Элизабет Эбботт - История целибата
Эти женщины и их современницы стали яркими звездами на небосклоне средневековых небес. Они достигали успеха, власти и влияния, немыслимых для большинства женщин, обреченных на брак и материнство, за счет сверхчеловеческих усилий и тщательно разработанной стратегии достижения цели. В большинстве случаев использовавшимися ими общими средствами были предельный аскетизм и соблюдение целибата, значение которого неизмеримо возвеличивалось мистическими браками с Христом. С XIII по XVII в. тридцать процентов итальянских праведниц соблюдали режим питания, близкий к голоданию. Их истощенные, бесполые тела обеспечивали им земное целомудрие, а если у них еще теплились эротические чувства, то им они придавали возвышенный характер в фантастических видениях союза – как физического, так и духовного – с Христом, их супругом. Их столь ревностно соблюдавшийся целибат был основным предварительным условием, обеспечивавшим этим женщинам строжайший аскетизм, лежавший в основе их невероятно успешных жизненных путей.

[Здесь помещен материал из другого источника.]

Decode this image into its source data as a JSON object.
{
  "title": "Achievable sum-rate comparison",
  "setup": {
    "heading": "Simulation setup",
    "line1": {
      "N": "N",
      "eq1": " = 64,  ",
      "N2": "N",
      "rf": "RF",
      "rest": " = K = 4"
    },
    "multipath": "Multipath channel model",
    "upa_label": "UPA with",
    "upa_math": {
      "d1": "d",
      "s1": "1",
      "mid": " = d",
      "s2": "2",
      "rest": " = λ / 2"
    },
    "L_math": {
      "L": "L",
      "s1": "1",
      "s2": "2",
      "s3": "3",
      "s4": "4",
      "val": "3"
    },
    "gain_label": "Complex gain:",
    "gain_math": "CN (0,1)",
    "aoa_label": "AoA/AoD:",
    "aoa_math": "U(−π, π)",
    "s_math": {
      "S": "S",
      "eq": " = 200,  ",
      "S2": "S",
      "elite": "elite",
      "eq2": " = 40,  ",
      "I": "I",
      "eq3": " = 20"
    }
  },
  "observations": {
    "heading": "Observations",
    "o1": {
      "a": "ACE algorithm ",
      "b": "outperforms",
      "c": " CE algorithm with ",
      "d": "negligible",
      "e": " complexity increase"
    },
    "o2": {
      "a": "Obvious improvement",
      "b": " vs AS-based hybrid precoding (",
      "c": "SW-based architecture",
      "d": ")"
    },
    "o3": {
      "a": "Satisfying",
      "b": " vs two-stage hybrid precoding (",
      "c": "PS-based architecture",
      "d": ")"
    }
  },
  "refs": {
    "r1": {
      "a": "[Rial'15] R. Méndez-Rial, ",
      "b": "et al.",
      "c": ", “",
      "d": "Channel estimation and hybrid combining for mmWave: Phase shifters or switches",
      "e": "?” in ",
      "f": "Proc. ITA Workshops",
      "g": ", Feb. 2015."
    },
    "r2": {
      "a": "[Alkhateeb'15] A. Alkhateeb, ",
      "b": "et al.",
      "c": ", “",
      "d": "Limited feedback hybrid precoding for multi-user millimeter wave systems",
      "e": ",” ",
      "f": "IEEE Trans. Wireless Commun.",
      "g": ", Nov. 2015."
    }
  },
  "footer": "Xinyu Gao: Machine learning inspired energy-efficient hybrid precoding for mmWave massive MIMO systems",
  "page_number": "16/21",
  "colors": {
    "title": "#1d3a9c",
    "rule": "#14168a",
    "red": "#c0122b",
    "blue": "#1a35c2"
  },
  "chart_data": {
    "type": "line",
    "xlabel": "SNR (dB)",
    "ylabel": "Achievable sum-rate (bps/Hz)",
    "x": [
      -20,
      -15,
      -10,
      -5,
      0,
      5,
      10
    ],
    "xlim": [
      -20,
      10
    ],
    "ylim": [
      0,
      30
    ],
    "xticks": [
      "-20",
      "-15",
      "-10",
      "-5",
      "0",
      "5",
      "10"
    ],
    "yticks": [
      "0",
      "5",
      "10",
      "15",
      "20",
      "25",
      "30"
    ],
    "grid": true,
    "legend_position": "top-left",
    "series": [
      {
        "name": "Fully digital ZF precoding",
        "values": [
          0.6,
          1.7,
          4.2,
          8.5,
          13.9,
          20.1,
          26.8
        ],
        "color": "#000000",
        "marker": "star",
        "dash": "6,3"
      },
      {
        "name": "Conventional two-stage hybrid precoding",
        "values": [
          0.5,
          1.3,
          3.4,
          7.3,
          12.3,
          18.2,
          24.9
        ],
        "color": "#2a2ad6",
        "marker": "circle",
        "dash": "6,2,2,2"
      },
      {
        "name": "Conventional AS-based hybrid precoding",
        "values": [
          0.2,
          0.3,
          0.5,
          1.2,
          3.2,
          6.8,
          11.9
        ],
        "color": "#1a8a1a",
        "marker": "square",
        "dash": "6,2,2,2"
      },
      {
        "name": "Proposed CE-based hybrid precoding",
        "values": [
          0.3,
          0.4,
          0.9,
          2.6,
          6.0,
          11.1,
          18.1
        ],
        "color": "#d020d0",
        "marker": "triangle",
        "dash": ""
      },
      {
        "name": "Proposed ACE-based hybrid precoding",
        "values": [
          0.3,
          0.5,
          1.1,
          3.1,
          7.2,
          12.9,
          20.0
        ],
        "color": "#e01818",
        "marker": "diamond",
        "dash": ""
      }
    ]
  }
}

Хильдегарда Бингенская порицает пост
[318]
Исключением из правила соблюдения слишком сурового аскетизма стала Хильдегарда Бингенская, известная как Рейнская сивилла, которая в XII в. давала советы по самым разным вопросам. Эрудированная и набожная аристократка, блестящая, любознательная и сострадательная настоятельница женской монастырской общины бенедиктинцев, Хильдегарда наставляла сестер и очень много писала. Она вела обширную личную переписку и опубликовала объемные труды о посещавших ее видениях, медицине, естествознании и житиях некоторых святых. Кроме того, она была необычайно музыкальна, и созданные ею произведения литургической музыки стали крупнейшим и самым выразительным вкладом в средневековую музыку.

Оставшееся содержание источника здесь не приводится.